The production quality here is surprisingly tight, especially considering just how popular the so-called ‘fast and loose’ stylization is getting among country and Americana acts in 2020. The strings are thunderously loud from start to finish, with songs like “Helen” and “His Charming Love” delivering a startling amount of muscularity in their melodies despite being ballads. The aesthetical formula in play on Banjo Player’s Blues calls for a certain level of intensity that wouldn’t be welcome in other genres of music, but for what I look for in a bluegrass record, this is pretty much what I was counting on finding in tracks like the title cut and “The South Bound Train.” The vocals lend a color to the lyrics that just wouldn’t exist in other songs, such as “Got a Little Light” and “Take My Ring From Your Finger,” and although I would argue that the main star of this LP is the instrumentation, the artistic equilibrium in this record never sounds out of balance for even a fraction of a second.
I have been a fan of the bluegrass genre my whole life, and if I’m being truthful, independent artists like High Fidelity are the main reason why I keep coming back to it time and time again.

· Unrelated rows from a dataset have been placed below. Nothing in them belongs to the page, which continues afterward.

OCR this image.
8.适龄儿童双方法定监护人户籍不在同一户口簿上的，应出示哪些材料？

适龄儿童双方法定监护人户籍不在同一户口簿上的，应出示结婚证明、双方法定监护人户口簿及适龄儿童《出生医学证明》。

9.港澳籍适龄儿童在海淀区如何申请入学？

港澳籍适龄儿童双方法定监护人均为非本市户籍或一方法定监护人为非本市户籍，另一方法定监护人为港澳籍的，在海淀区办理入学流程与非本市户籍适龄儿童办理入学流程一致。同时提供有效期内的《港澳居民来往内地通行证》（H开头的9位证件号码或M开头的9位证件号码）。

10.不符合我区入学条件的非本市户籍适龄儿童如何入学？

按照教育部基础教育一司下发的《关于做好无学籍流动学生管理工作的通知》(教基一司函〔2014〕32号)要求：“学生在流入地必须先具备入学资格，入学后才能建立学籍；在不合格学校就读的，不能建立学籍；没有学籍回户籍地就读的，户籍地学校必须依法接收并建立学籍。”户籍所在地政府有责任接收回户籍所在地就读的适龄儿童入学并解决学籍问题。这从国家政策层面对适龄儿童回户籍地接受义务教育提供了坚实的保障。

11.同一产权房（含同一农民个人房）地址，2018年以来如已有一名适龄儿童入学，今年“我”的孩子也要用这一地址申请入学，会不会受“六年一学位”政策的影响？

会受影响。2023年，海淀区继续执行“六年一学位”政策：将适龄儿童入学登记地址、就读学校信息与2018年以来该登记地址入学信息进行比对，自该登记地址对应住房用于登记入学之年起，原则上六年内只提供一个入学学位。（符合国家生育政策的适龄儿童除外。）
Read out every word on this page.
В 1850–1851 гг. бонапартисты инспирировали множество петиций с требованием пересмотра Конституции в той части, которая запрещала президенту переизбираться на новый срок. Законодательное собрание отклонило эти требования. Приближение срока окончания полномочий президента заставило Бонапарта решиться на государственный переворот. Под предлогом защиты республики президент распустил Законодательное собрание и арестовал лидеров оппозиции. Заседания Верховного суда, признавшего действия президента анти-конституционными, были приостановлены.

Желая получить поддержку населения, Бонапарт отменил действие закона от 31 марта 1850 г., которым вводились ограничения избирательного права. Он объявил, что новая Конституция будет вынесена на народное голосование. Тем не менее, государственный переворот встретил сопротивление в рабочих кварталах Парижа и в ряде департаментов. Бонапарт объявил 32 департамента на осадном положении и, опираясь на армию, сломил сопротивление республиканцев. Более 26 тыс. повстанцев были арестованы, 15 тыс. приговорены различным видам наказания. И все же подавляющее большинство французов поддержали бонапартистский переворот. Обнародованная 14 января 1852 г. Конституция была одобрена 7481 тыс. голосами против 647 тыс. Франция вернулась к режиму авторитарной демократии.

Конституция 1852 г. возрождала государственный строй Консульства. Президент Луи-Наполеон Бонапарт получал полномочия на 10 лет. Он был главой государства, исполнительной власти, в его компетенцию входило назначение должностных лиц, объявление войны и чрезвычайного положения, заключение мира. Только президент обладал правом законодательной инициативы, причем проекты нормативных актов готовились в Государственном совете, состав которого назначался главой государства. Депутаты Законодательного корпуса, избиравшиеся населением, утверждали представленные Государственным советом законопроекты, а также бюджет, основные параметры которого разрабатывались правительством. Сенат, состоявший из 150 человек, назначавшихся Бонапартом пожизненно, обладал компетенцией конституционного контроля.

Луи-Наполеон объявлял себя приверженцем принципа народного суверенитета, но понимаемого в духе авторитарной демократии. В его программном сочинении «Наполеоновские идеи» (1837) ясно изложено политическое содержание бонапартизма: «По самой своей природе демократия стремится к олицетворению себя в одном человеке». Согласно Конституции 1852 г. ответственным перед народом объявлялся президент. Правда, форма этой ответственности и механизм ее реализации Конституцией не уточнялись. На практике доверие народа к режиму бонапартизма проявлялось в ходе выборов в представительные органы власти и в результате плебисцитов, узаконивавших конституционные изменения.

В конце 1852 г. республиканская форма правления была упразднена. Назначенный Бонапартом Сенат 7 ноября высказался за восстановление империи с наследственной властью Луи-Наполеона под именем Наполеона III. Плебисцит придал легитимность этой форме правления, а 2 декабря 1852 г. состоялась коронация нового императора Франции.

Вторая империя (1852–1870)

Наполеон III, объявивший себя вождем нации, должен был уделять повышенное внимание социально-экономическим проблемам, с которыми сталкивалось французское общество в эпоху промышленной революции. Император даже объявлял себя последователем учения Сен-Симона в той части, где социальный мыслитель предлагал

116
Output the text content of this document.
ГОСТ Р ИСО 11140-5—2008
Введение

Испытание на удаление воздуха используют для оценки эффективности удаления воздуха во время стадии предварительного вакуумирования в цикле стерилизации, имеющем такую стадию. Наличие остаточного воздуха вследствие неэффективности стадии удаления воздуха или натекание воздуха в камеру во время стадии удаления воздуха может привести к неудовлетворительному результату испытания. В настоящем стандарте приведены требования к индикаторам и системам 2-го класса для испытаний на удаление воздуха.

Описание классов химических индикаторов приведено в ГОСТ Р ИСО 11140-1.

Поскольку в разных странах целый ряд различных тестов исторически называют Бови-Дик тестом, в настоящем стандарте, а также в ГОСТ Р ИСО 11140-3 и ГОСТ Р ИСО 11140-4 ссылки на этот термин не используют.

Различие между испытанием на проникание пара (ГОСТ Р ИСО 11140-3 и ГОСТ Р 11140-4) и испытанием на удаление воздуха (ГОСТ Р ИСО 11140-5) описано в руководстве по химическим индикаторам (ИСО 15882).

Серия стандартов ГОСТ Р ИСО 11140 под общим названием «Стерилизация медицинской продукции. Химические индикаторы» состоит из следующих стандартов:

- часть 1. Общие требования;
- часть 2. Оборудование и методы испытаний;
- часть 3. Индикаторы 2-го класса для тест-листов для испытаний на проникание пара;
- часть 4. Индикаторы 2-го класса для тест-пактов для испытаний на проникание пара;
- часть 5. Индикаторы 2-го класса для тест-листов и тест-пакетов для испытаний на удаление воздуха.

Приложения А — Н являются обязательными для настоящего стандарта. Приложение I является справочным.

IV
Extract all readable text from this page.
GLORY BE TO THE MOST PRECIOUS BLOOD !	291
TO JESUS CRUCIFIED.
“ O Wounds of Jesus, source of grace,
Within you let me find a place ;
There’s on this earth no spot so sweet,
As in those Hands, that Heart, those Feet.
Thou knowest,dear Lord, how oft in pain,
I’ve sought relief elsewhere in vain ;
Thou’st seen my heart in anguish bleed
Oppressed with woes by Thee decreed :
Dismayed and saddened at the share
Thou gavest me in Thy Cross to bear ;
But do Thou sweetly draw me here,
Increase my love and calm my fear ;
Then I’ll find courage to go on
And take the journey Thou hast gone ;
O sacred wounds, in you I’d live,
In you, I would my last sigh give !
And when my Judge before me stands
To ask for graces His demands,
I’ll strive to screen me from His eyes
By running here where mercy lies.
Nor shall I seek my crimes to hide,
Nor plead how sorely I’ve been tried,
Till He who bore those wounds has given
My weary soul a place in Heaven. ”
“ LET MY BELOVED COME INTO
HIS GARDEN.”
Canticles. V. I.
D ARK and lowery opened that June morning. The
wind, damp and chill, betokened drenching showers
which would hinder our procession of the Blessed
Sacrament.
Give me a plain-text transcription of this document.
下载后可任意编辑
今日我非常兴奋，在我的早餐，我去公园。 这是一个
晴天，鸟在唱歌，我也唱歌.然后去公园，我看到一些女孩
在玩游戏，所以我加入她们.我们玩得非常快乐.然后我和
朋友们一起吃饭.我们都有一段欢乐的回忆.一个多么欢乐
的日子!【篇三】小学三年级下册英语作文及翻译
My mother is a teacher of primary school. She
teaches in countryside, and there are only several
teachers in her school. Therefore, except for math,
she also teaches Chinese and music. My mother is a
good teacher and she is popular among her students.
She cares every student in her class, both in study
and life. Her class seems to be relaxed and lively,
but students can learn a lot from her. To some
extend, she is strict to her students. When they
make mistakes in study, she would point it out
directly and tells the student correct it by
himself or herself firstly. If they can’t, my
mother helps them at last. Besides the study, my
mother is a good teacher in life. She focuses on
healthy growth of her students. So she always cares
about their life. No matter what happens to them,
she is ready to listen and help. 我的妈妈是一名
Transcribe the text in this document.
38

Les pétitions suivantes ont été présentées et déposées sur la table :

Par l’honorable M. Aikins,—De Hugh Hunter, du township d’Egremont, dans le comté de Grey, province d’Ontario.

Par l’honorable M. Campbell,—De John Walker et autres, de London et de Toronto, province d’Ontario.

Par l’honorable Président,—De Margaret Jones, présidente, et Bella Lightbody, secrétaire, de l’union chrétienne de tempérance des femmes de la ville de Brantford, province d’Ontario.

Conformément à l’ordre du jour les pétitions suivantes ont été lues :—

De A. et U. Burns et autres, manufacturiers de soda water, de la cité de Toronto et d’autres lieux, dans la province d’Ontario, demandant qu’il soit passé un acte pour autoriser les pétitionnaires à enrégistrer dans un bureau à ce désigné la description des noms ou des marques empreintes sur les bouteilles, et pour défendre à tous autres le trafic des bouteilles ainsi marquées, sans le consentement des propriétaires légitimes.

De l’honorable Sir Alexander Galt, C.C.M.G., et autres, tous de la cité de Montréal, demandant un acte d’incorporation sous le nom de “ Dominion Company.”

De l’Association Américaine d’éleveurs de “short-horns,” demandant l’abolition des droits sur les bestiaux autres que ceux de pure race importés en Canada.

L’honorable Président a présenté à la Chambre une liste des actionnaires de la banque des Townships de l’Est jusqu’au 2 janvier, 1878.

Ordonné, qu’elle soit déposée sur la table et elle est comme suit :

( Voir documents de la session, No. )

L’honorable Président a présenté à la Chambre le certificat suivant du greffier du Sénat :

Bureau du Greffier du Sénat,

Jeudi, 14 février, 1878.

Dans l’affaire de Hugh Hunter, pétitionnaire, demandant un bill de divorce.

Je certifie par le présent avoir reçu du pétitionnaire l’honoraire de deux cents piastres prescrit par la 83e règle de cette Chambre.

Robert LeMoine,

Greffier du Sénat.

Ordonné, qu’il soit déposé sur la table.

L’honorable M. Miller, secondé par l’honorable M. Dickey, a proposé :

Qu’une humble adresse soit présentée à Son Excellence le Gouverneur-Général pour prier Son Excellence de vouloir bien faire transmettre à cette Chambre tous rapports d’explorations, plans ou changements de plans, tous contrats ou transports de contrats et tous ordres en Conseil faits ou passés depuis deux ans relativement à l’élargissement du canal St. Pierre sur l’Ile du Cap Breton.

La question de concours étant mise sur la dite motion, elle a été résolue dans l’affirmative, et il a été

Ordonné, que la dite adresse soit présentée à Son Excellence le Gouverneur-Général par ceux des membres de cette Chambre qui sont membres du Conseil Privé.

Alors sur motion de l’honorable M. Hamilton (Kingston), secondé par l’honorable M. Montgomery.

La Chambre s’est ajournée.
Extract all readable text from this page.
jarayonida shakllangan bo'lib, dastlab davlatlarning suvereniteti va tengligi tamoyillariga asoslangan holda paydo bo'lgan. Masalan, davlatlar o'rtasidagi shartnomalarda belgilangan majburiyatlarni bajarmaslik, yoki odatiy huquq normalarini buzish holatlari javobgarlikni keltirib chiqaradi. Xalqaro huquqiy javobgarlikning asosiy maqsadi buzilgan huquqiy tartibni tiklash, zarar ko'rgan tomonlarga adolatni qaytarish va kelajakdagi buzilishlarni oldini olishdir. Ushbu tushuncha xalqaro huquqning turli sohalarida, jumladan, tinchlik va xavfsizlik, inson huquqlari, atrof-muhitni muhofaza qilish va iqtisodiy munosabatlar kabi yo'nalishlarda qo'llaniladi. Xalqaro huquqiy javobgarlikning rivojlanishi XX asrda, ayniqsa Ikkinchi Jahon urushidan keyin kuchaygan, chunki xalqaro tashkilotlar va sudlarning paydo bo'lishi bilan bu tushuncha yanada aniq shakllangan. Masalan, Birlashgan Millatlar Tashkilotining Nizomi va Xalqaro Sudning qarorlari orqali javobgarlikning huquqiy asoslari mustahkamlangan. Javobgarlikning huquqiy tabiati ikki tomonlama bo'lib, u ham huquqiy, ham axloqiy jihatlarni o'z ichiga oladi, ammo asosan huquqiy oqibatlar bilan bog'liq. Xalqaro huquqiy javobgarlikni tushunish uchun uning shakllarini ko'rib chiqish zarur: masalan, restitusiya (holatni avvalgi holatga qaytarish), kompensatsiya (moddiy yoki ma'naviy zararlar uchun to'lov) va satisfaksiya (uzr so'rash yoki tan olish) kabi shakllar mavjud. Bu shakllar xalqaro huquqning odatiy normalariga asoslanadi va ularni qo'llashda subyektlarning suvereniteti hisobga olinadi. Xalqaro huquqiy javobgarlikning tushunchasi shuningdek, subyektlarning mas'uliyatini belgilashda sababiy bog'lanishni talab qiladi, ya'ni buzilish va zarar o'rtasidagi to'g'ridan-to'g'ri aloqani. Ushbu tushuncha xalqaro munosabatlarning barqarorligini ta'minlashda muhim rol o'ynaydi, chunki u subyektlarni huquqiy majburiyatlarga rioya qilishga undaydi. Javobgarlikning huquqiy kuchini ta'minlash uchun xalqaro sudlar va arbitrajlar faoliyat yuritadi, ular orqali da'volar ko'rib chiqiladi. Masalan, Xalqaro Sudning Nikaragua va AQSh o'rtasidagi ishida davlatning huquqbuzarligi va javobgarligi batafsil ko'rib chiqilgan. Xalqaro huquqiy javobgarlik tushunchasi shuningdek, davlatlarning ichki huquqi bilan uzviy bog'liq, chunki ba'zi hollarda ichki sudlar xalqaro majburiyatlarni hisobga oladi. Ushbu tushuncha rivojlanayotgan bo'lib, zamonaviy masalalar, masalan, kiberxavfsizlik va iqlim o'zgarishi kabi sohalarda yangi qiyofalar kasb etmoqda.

You’re just not likely to find as much passion outside of the deep ‘grass underground as you will in records like Banjo Player’s Blues this summer, and in a decade that isn’t starting off particularly well for the country music community out of Nashville, LPs like this one could provide a lot of folks with the musical silver lining they’ve been looking for. High Fidelity have got a future ahead of them, and even though they’re only beginning to find a place in the hierarchy of American bluegrass bands this June, something tells me that as long as they keep playing with as much emotion as they are here, they’ll secure a permanent audience all their own very soon.